I myself prefer to serve content only from local server, this is old fashioned, meanwhile the web-sites all use so called micro-services....everything external you include can be use for exploits in theory, cross-site scripting:
I know how live viewing with pgn4web works: the one running the tourney constantly uploads the growing PGN file to the website where the HTML page containing the pgn4web applet resides. This assumes you have webspace where you can upload arbitrary files. Which is certainly not something we would want to allow here.
I don't know if pgn4web can do anything that my own viewer cannot already do. And I know lots of things it cannot do (like anything that is not orthodox chess).

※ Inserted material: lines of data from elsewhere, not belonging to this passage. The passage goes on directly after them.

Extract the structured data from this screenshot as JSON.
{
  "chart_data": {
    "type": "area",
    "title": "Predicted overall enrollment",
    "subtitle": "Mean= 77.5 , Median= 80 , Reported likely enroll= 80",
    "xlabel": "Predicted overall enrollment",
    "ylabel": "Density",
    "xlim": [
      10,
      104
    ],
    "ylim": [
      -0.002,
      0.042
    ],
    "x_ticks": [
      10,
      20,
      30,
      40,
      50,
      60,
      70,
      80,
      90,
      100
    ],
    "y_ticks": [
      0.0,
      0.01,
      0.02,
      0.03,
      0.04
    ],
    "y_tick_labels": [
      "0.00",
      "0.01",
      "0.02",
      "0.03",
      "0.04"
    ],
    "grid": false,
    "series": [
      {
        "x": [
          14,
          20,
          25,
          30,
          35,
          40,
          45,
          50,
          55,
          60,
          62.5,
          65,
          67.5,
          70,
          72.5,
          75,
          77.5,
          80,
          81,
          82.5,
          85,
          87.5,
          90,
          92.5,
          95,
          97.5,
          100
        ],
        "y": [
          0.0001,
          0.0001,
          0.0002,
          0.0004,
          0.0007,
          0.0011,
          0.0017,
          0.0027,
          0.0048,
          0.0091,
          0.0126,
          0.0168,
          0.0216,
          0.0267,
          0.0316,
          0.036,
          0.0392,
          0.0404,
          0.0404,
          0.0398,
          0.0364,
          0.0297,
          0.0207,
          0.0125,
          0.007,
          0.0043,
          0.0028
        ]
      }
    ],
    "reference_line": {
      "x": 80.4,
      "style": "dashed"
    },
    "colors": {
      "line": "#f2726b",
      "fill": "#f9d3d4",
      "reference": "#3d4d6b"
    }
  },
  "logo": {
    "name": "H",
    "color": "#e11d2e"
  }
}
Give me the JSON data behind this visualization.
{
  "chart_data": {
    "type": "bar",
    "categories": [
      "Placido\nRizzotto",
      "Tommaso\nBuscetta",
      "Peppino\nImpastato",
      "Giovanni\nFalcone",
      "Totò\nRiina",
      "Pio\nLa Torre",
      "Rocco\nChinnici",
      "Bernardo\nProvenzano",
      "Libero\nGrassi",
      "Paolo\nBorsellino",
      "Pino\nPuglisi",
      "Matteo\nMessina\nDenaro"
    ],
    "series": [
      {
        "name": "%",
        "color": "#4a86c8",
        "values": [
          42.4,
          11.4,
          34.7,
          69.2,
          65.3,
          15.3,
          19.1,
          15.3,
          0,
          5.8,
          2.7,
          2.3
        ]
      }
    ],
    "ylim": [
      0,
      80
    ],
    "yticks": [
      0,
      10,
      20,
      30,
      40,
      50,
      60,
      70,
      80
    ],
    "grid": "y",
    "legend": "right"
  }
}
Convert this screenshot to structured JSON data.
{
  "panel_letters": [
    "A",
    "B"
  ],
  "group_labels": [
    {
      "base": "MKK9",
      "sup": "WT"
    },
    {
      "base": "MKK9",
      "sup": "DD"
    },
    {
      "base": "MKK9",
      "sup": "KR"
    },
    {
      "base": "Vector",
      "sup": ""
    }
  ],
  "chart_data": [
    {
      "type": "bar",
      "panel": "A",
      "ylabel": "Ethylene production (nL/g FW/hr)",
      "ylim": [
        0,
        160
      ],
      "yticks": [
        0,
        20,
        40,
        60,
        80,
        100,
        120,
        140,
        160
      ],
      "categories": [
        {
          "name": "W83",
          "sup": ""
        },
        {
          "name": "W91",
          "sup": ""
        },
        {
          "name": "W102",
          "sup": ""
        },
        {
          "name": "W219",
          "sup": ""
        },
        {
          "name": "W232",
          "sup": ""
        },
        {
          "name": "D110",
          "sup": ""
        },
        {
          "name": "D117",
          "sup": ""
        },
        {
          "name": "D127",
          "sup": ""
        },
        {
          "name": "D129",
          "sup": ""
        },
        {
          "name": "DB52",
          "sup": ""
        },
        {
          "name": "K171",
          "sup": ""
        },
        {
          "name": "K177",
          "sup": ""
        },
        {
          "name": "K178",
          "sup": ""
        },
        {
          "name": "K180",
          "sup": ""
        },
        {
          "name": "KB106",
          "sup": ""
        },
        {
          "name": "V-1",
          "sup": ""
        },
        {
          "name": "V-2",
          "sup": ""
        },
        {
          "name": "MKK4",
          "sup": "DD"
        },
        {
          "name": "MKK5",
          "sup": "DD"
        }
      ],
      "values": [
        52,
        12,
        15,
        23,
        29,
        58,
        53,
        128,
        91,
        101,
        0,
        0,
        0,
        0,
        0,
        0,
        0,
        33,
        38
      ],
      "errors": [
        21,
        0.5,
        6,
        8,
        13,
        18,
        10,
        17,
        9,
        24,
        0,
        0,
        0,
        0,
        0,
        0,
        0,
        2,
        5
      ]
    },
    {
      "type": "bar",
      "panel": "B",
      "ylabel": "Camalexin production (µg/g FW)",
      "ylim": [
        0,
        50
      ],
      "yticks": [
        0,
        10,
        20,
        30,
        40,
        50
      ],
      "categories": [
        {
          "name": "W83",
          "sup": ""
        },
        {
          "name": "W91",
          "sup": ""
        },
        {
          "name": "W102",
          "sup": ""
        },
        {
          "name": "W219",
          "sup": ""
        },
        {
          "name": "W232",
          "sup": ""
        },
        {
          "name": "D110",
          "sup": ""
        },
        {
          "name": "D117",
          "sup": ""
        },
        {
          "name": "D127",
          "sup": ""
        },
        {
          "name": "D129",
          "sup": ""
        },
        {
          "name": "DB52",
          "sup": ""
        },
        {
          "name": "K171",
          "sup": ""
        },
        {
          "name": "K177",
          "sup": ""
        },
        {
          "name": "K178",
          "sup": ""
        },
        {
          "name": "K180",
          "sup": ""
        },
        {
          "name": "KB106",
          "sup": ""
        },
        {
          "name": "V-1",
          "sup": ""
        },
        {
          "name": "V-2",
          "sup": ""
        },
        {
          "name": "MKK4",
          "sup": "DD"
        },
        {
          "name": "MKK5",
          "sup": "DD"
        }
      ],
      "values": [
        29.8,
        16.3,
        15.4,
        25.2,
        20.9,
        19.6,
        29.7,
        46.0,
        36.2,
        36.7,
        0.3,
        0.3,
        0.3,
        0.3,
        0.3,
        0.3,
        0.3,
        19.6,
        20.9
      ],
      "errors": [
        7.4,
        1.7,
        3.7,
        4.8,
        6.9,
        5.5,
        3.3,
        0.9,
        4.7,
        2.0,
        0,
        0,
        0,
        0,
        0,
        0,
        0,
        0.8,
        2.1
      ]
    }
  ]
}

Cross-site scripting is a vulnerability, but I don't think there is any sequence of chess moves that could fool anyone into thinking it is something else. So if the upload script makes sure the appended values are chess moves (say in long-algebraic notation, which is simple to check), that seems sufficient defense. Together with a length limit, to prevent filling the disk.
hgm wrote: ↑Tue Mar 05, 2024 9:11 pm
[...]
Cross-site scripting is a vulnerability, but I don't think there is any sequence of chess moves that could fool anyone into thinking it is something else. So if the upload script makes sure the appended values are chess moves (say in long-algebraic notation, which is simple to check), that seems sufficient defense. Together with a length limit, to prevent filling the disk.
xenos1984 wrote: ↑Tue Mar 05, 2024 9:09 pm
I think it would be nice to have avatars - currently the user control panel says they are disabled.
I did send the link of this thread to the Founders Group, so they can consider the member requests made.
xenos1984 wrote: ↑Tue Mar 05, 2024 9:09 pm
In any case, thanks for the nice works on the forum - especially the possibilities to post (fairy) chess positions and game logs are pretty nice!
xenos1984 wrote: ↑Tue Mar 05, 2024 9:09 pm
I think it would be nice to have avatars - currently the user control panel says they are disabled.
I now switched on the avatars, and indeed my old avatar appeared. If anyone that used to have an avatar before March 1 doesn't see the same avatar now, please let me know.
It could be because the image is on a http site, while the forum now is https.
Can you upload the avatar to the forum? I had switched this option on, but it appeared that the upload directory was not writable. I now corrected this.
hgm wrote: ↑Thu Mar 07, 2024 8:15 am
Can you upload the avatar to the forum? I had switched this option on, but it appeared that the upload directory was not writable. I now corrected this.
chesskobra wrote: ↑Tue Mar 05, 2024 2:14 pm
2. Too much white space. Maybe others like it.
I modded the colors for forum view, let me know, if better, or propose own color settings:
Sorry, I think my comment caused some confusion. I didn't mean the white colour, I just meant too much blank space. But now that I look at it again, it looks fine; I don't think there is too much blank space.